Nonprofit Knowledge: Board Fiduciary Duties

business meeting

Board members of nonprofit organizations are subject to the same common law fiduciary duties that apply to board members of other types of corporations. In addition, nonprofit board members often have duties that are specified by statute and have responsibilities as set forth on their organization’s form 990.

It's important for board members to understand and comply with their fiduciary duties, not only to protect the organizations they serve, but also because doing so insulates the board members from potential liability. Below is an overview of these responsibilities.

Fiduciary duties

Although fiduciary duties are based in common law, they have been woven into questions on Internal Revenue Service (IRS) 990 tax-exempt organization information return and on state charitable solicitation registration filings.

The three basic duties of a nonprofit board are the duty of care, duty of loyalty, and duty of obedience. When an individual takes on the role of a board member, he or she is bound by these duties.

Duty of care

The board of directors must give the same care and concern to their board responsibilities as any prudent and ordinary person would.

Generally, to meet the duty of care, board members must:

  • Exercise ordinary and reasonable care in the performance of their duties, exhibiting honesty and good faith;
  • Act in a manner that he or she believes to be in the best interests of the organization, and with such care, including reasonable inquiry, as an ordinarily prudent person in a like position would use under similar circumstances; and
  • Be obligated to protect the confidential information of the organization.

The duty of care is reflected in the “business judgment rule," which protects a board member from personal liability for actions made in poor judgment, as long as there is a reasonable basis to indicate that the action was undertaken with due care and in good faith.

Duty of loyalty

The board directors must place the interests of the organization ahead of their own interests at all times.

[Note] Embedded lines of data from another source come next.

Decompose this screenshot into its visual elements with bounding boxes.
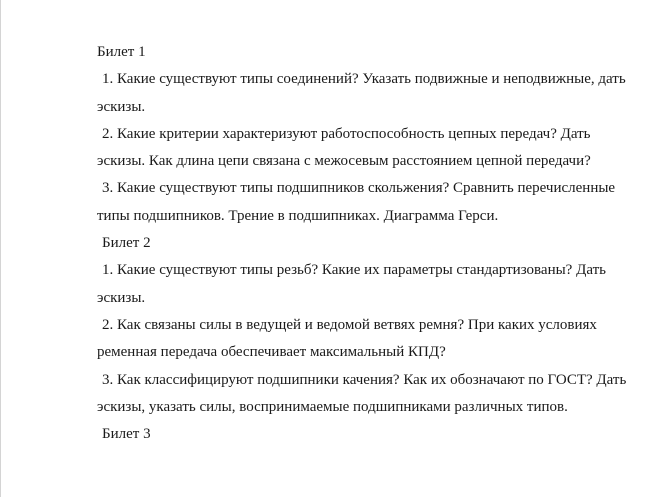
ticket-1 xyxy=(97,39,637,230)
question-text: Какие критерии характеризуют работоспособность цепных передач? Дать эскизы. Как длина цепи связана с межосевым расстоянием цепной передачи? xyxy=(97,125,591,170)
question-item xyxy=(97,367,637,422)
question-number: 2. xyxy=(102,125,114,142)
question-text: Как связаны силы в ведущей и ведомой ветвях ремня? При каких условиях ременная передача обеспечивает максимальный КПД? xyxy=(97,316,597,361)
document-body xyxy=(97,39,637,448)
question-item xyxy=(97,66,637,121)
question-item xyxy=(97,175,637,230)
question-number: 3. xyxy=(102,371,114,388)
question-item xyxy=(97,257,637,312)
question-item xyxy=(97,121,637,176)
question-text: Какие существуют типы соединений? Указать подвижные и неподвижные, дать эскизы. xyxy=(97,71,626,115)
ticket-2 xyxy=(97,230,637,421)
ticket-3 xyxy=(97,421,637,448)
ticket-title: Билет 1 xyxy=(97,44,146,60)
question-item xyxy=(97,312,637,367)
question-number: 1. xyxy=(102,262,114,279)
question-number: 3. xyxy=(102,180,114,197)
question-number: 2. xyxy=(102,316,114,333)
question-text: Как классифицируют подшипники качения? Как их обозначают по ГОСТ? Дать эскизы, указать силы, воспринимаемые подшипниками различных типов. xyxy=(97,371,627,415)
ticket-title: Билет 3 xyxy=(102,426,151,443)
question-number: 1. xyxy=(102,71,114,88)
ticket-title: Билет 2 xyxy=(102,235,151,252)
question-text: Какие существуют типы резьб? Какие их параметры стандартизованы? Дать эскизы. xyxy=(97,262,606,306)
question-text: Какие существуют типы подшипников скольжения? Сравнить перечисленные типы подшипников. Трение в подшипниках. Диаграмма Герси. xyxy=(97,180,616,224)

The duty of loyalty is generally a duty of faithfulness to the organization. A board member cannot put his or her personal interests before those of the organization when making decisions affecting the association.

Duty of obedience

The board of directors must make sure that the nonprofit is abiding by all applicable laws and regulations and doesn’t engage in illegal or unauthorized activities.

The duty of obedience requires that a board member act in accordance with the organization’s mission, governing documents (e.g., articles of incorporation, bylaws, and policies), as well as all applicable laws and regulations.

Compliance with duties

The New York Attorney General’s office provides examples of how to meet these duties:

Duty of care

  • Attend board meetings and participate in discussions.
  • Read prepared materials before the meeting.
  • Read the minutes of the meetings and make sure the votes are properly recorded.
  • Participate in risk assessment and strategic planning.

Duty of loyalty

The board should have a written conflict of interest policy so that members are aware of the type of transactions that might prohibit them from joining the board.

  • Board members must disclose actual or perceived conflicts of interest prior to joining the board and when they arise.
  • The board should carefully examine transactions that involve board members and officers.

Duty of obedience

  • Ensure that the organization carries out its purposes and does not engage in unauthorized activities.
  • Comply with applicable laws and all required filing obligations (e.g., IRS, state charitable solicitation registrations, etc).
  • Provide copies of the organization’s tax-exemption application, IRS 990, and financial reports filed with the New York Attorney General’s office to members of the public who ask for them.

Illinois is an example of a state that has codified the expectations of board members, officers, and others who owe such fiduciary duties to charities as follows:

  1. To avoid self-dealing and conflicts of interest;
  2. To avoid wasting charitable assets;
  3. To avoid incurring penalties, fines, and unnecessary taxes;
  4. To adhere and conform the charitable organization to its charitable purpose;
  5. To not make non-program loans, gifts, or advances to any person;
  6. To use the trust in conformity with its purposes for the best interest of the beneficiaries;
  7. To timely file registration and financial reports required by this Act; and
  8. To comply and to cause the charitable organization to comply with this Act.

IRS and the duties

In addition, these fiduciary duties are reflected in IRS oversight of tax-exempt organizations. The IRS form 990 asks about governing boards, minute-taking, conflicts of interest and private inurement.

It also asks about transparency and accountability, such as sharing financial information with the public and with state agencies.

Board member misconduct

Board members who do not meet their fiduciary duties can be subject to fines, penalties, prison time, or lawsuits. However, if they act in good faith and in accordance with their fiduciary duties, board members are usually indemnified by organizations and are covered by organizations’ director and officers’ insurance liability policies.

If they do not act in accordance with these duties generally, board members are not able to seek indemnification or insurance protection by the organizations they serve, and can be held personally responsible for their misconduct.


It’s good practice to regularly train and remind board members of the fiduciary duties they owe to the organizations they serve. This ensures that they understand the risks and benefits of board service, the importance of attending meetings, and the relevant issues needed to make decisions that are in the best interest of the organization.